A carta aberta em que António Costa responde a Manuel Alegre arrisca-se a ficar na história do pensamento político.

Os portugueses são de facto os melhores, apesar do reduzidíssimo número de prémios Nobel.

Mais de quatro séculos transcorridos sobre a obra de Shakespeare que retrata o angustiante dilema vivido por Hamlet no Castelo de Elsinore, António Costa consegue, finalmente, ser e não ser ao mesmo tempo.

Concretamente, consegue ser e não ser contra as touradas.

É contra as touradas porque não gosta delas (não obstante já ter sido avistado a assistir a algumas ao vivo e sem o semblante demasiado carregado). Mas ao mesmo tempo é a favor delas, em nome desse valor superior que é a Liberdade de quem aprecia as ditas.

Rejeita a tourada como “manifestação pública de uma cultura de violência ou de desfrute do sofrimento animal”, mas descansa todos os aficionados com a curiosa metáfora de que jamais será um “mata-toureiros”.

E vai mais longe, sufragando a tese de que as touradas são de facto uma questão de civilização, tal como afirmado pela sua ministra, mas quem é a favor da causa taurina também não deve ser desqualificado como incivilizado.

Há portanto, na nossa sociedade, duas (ou mais) civilizações distintas que, em vez de chocarem entre si – como achava inevitável o pouco recomendável Huntington ‒, devem antes dialogar.

E com este cristalino raciocínio consegue, espera ele, ganhar os votos de uns, sem perder os votos de outros.
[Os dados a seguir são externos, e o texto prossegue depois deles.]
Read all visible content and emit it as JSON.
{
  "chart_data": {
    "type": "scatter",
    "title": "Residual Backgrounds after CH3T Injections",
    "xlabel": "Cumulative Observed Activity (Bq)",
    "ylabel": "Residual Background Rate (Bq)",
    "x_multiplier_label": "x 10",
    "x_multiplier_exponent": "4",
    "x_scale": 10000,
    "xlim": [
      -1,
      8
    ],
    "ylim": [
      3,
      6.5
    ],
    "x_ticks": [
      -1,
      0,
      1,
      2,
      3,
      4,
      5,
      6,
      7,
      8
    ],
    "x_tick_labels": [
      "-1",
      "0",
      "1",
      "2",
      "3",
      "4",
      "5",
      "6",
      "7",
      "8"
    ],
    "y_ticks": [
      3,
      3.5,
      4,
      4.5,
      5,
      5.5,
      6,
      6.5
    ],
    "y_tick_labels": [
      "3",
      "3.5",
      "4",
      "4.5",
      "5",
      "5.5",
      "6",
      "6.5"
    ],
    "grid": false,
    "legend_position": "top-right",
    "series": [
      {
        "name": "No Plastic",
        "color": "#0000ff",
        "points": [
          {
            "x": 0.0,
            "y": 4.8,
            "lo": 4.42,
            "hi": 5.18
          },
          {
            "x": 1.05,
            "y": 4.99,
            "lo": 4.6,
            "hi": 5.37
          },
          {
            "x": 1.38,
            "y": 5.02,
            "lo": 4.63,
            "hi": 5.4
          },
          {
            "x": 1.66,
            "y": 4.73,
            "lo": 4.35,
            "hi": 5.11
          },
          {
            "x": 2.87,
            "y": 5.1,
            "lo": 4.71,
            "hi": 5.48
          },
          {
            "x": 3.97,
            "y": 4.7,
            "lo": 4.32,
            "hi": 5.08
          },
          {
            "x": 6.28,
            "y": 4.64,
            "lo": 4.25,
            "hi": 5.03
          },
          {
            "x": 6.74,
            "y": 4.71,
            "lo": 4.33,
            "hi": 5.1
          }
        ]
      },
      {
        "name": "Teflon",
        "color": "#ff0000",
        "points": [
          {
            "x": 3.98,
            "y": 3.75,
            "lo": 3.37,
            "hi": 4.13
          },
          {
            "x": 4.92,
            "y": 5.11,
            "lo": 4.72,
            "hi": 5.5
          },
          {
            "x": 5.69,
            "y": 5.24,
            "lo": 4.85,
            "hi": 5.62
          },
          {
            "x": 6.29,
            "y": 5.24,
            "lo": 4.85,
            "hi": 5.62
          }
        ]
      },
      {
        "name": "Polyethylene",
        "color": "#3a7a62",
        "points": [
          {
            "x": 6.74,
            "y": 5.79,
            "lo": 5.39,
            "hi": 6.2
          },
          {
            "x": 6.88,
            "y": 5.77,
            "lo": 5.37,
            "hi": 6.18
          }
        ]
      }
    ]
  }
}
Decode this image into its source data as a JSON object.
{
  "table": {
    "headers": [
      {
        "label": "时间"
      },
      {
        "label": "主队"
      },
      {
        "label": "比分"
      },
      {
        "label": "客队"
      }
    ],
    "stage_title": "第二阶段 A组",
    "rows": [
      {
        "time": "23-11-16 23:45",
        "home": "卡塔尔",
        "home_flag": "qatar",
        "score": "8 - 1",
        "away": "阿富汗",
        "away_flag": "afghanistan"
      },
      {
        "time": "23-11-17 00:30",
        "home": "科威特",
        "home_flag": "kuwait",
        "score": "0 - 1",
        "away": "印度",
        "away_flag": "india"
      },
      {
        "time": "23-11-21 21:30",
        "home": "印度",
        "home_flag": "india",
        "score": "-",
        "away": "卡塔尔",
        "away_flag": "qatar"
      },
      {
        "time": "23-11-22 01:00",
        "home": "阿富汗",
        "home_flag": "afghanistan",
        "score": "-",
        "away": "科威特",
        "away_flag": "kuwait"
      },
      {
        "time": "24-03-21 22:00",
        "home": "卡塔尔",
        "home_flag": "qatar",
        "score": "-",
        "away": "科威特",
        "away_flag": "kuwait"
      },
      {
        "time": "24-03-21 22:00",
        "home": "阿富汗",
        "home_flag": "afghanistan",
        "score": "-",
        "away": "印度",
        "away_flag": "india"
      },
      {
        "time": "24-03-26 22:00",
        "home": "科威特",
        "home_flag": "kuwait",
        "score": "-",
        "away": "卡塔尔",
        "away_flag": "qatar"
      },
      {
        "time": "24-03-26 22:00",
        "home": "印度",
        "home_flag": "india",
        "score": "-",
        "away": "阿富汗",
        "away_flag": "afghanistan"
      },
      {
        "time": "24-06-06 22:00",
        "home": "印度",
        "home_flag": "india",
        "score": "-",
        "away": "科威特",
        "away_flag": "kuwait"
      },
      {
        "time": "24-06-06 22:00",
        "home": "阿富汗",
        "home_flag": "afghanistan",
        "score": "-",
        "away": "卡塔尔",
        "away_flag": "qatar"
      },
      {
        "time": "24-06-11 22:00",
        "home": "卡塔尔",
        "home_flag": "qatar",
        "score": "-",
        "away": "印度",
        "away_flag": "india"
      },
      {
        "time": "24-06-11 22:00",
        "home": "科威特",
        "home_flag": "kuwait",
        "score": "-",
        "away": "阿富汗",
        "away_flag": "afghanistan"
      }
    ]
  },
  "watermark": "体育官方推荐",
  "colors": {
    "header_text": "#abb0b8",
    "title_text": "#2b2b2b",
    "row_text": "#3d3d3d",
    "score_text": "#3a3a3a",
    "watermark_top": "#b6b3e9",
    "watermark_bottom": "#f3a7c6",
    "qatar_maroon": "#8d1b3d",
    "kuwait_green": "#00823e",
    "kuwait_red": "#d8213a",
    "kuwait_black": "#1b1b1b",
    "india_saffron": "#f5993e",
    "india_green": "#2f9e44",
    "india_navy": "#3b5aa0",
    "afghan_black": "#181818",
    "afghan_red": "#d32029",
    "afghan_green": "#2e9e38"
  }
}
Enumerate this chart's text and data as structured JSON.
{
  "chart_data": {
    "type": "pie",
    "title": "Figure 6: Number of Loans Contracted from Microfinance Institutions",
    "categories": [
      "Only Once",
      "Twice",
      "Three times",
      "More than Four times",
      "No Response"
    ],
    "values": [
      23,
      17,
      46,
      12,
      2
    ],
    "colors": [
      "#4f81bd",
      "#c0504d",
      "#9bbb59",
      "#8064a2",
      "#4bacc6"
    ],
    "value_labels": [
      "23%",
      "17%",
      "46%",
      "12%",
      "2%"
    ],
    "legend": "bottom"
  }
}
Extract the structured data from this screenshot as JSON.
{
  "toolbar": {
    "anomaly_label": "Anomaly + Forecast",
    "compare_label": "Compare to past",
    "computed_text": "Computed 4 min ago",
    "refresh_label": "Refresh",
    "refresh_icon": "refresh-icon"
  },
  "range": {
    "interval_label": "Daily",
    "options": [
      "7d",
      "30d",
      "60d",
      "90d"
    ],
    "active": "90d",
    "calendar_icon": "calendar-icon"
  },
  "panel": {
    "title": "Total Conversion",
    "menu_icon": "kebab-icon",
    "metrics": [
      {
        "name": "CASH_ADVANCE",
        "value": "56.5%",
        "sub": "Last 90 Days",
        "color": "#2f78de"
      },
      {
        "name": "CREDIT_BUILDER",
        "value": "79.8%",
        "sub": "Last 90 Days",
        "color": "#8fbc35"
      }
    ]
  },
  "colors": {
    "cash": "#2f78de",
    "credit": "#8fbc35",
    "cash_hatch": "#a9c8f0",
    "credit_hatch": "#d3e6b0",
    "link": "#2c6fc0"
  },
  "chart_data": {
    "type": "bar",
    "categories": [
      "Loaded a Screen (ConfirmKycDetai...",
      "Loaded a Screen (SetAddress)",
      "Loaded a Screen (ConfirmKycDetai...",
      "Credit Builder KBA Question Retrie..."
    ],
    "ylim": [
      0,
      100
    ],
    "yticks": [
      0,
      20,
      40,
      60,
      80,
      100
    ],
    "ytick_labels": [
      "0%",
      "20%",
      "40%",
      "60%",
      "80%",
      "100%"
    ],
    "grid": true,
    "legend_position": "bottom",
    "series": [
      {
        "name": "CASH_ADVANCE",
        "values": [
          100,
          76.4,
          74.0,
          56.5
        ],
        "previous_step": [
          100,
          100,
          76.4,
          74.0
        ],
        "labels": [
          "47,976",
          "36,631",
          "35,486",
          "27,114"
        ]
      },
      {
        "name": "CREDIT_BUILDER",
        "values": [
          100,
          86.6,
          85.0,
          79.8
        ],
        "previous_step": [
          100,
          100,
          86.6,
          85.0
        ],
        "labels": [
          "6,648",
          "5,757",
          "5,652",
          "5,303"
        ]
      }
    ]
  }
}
Uns vivem na esperança que os outros ainda não perderam.

De registar ainda que, pelo meio da carta, o PM confessa-se um aristotélico ‒ quando afirma que, por formação e personalidade, tende à moderação ‒, com o mesmo à vontade com que reconhece que pode mandar na programação do serviço público de televisão: “choca-me que o serviço público de televisão transmita touradas. Mas não me ocorre proibir a sua transmissão.”

Aqui fica, para memória futura, esta nota para quando a RTP deixar de patrocinar e difundir a grande corrida TV. Mais dispensáveis, na narrativa da epístola, serão porventura as referências à mutilação genital feminina, à pornografia, e ao consumo do sal e do açúcar.

Por todas estas razões, António Costa, em coerência, anuncia com frontalidade a sua decisão de nada decidir sobre o assunto. Não decide, nem convoca um referendo para decidir, com o sintético argumento de que este seria “extemporâneo”.

Em todo o caso, não lavou as mãos como Pilatos, porque chuta a decisão para os 308 municípios portugueses ‒ assim se contrariando a ideia de que a descentralização ia ficar na gaveta.

Enfim, um pequeno marco histórico da teoria política, que só não ombreia com as cartas sobre a tolerância de Locke ou a obra de Mill sobre a liberdade porque o “sossego de um voo até Berlim” não dá para mais!